The giant, 40-ft. space telescope resting in the airtight, climate-controlled clean-room at NASA’s Goddard Space Flight Center in Greenbelt, Md., wants nothing to do with the microscopic dust particles clinging to your clothing. So before you enter the room, you first must stand in a chamber that blows high-powered, compressed air at you from head to toe, sweeping you clean. Next you dress up in surgical scrubs—booties, head covering, mask, blouse, and pants—and pass through a series of doors that take you into successively more-sterile ante rooms. Only then, when your dust can pose no danger to the delicate machine in the center of the room, can you join the Nancy Grace Roman Space telescope on the factory floor. There, technicians are busy completing its assembly in preparation for its launch in May 2027 to a spot in space close to 1 million miles from Earth. From there it may transform our understanding of the cosmos.

“The vast discovery power of this telescope is going to expand our window of knowledge by orders of magnitude,” says Jamie Dunn, the Roman telescope’s project manager. “You’re going to have a tremendous amount of data available to tens of thousands of scientists. It’s just mind-boggling.”

“We [will be able to] move quickly and map out very large areas of the sky,” adds Josh Schlieder, the telescope’s wide-field instrument scientist. “We [will] detect hundreds of millions of galaxies to very high accuracy with very deep imaging.”

Roman will indeed do all that and more. The telescope will be able to look at a patch of sky 100 times larger than both the Hubble Space Telescope and the James Webb Space Telescope can. It will be able to peer up to 13.2 billion light years away, collecting images of the 13.8-billion year old universe when it was just 600 million years old. The 18 detectors in its wide-field infrared imaging camera are equipped with 16 million pixels each, providing exquisite image resolution. And its 5.6 ft. (1.7 m) high-gain antenna will be able to send a firehose of pictures and data back to Earth at unprecedented speed.
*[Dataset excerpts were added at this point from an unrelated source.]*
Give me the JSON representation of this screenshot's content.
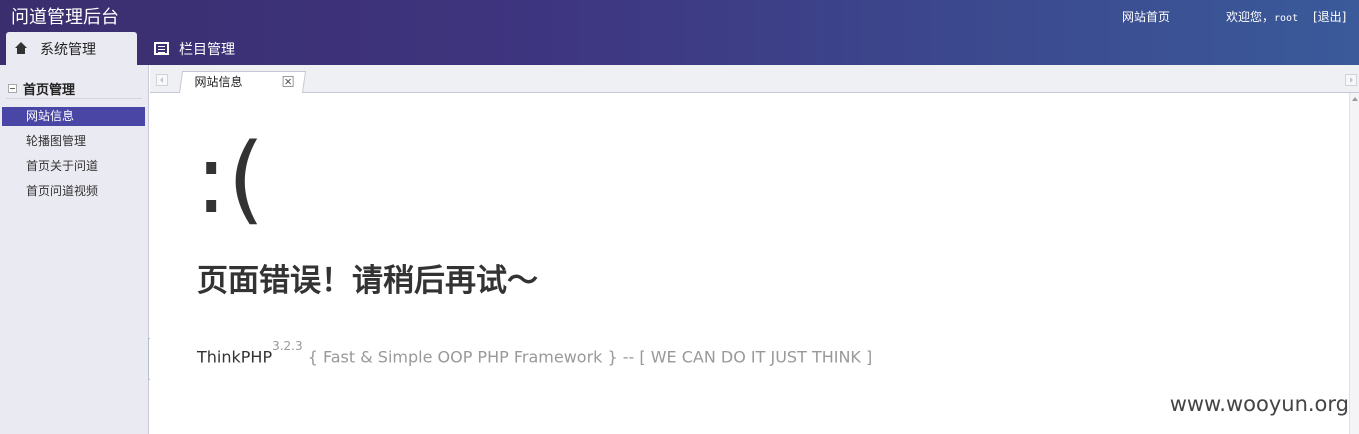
{
  "header": {
    "app_title": "问道管理后台",
    "home_link": "网站首页",
    "welcome_prefix": "欢迎您，",
    "username": "root",
    "logout": "[退出]"
  },
  "nav_tabs": [
    {
      "label": "系统管理",
      "icon": "home-icon",
      "active": true
    },
    {
      "label": "栏目管理",
      "icon": "list-icon",
      "active": false
    }
  ],
  "sidebar": {
    "group_title": "首页管理",
    "items": [
      {
        "label": "网站信息",
        "active": true
      },
      {
        "label": "轮播图管理",
        "active": false
      },
      {
        "label": "首页关于问道",
        "active": false
      },
      {
        "label": "首页问道视频",
        "active": false
      }
    ]
  },
  "content_tab": {
    "label": "网站信息"
  },
  "error_page": {
    "face": ":(",
    "message": "页面错误！请稍后再试～",
    "framework_name": "ThinkPHP",
    "framework_version": "3.2.3",
    "framework_tagline": " { Fast & Simple OOP PHP Framework } -- [ WE CAN DO IT JUST THINK ]"
  },
  "watermark": "www.wooyun.org",
  "colors": {
    "header_start": "#3b2e6e",
    "header_end": "#3a5a9a",
    "active_menu": "#4a46a6",
    "sidebar_bg": "#eaeaf2"
  }
}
What’s more, all of this data will be open-source—available to the world.

“Roman will deliver one terabyte of data a day,” says Rob Zellem, deputy project scientist for communications. “That’s the equivalent of one gaming computer a day.”

That gusher of findings will include new observations of exoplanets—or planets orbiting other stars; new surveys of the structure of the Milky Way; and new studies of dark energy, the mysterious, invisible force that causes the universe to expand continuously at an ever-accelerating rate.

“Part of our core science for Roman is to do surveys that allow us to measure the properties of very large numbers of galaxies throughout cosmic history,” says Schlieder, standing just feet from the Roman telescope on the clean-room floor as bunny-suited technicians tend to it. “By measuring their positions, their velocity, how fast they're moving toward or away from us and their shapes, we'll be able to place new constraints on the properties of dark energy.”

The telescope has a lot of assembly and other work ahead of it before it finally takes to space atop a SpaceX Falcon Heavy rocket two years down the line and begins to perform that work. It may be getting pampered today but it will be punished before long as it goes through testing—set to begin late this spring—to ensure that it can tolerate the harsh conditions of deep space and the violent, high-energy shaking that the Falcon will subject it to as its 27 engines light, putting out 5 million pounds of thrust.

“The testing includes electrical testing; vibration testing; acoustical testing, to simulate the sound of a launch; and a thermal vacuum test, [in which] we take it in a big chamber, pump out all the air, and go through warm to cold temperatures, to test out all of its components in a real space-like operating environment,” says Schlieder.

Only if the $4 billion telescope survives that pounding will it get its chance to leave the planet. In keeping with the potentially epochal science Roman will perform once it’s in space, NASA has decided to fling its findings and discoveries open to the world. Typically, the data returned and the discoveries made by space observatories like Hubble and the Webb have a period of 6 to 12 months during which they are available only to the astronomers who did the work. Roman’s findings will be made immediately available to the public—lay people and scientists alike—on a universally accessible website. That’s because Roman’s huge field of view will allow many astronomers—and non-astronomers—at once to gather data from uncounted regions of the sky, with no single principal investigator directing the observation.

“We will not have individual teams that get proprietary access to the data,” says Schlieder. “The data will be obtained, it'll be downloaded to the Earth, it'll be processed, and it will be posted in an archive for anyone to go grab and do what they want.”

“Every single Roman observation will have huge and broad science return,” adds Julie McEnery, Roman’s senior project scientist. “The Roman surveys are defined collaboratively by the science community and collectively owned by the science community.”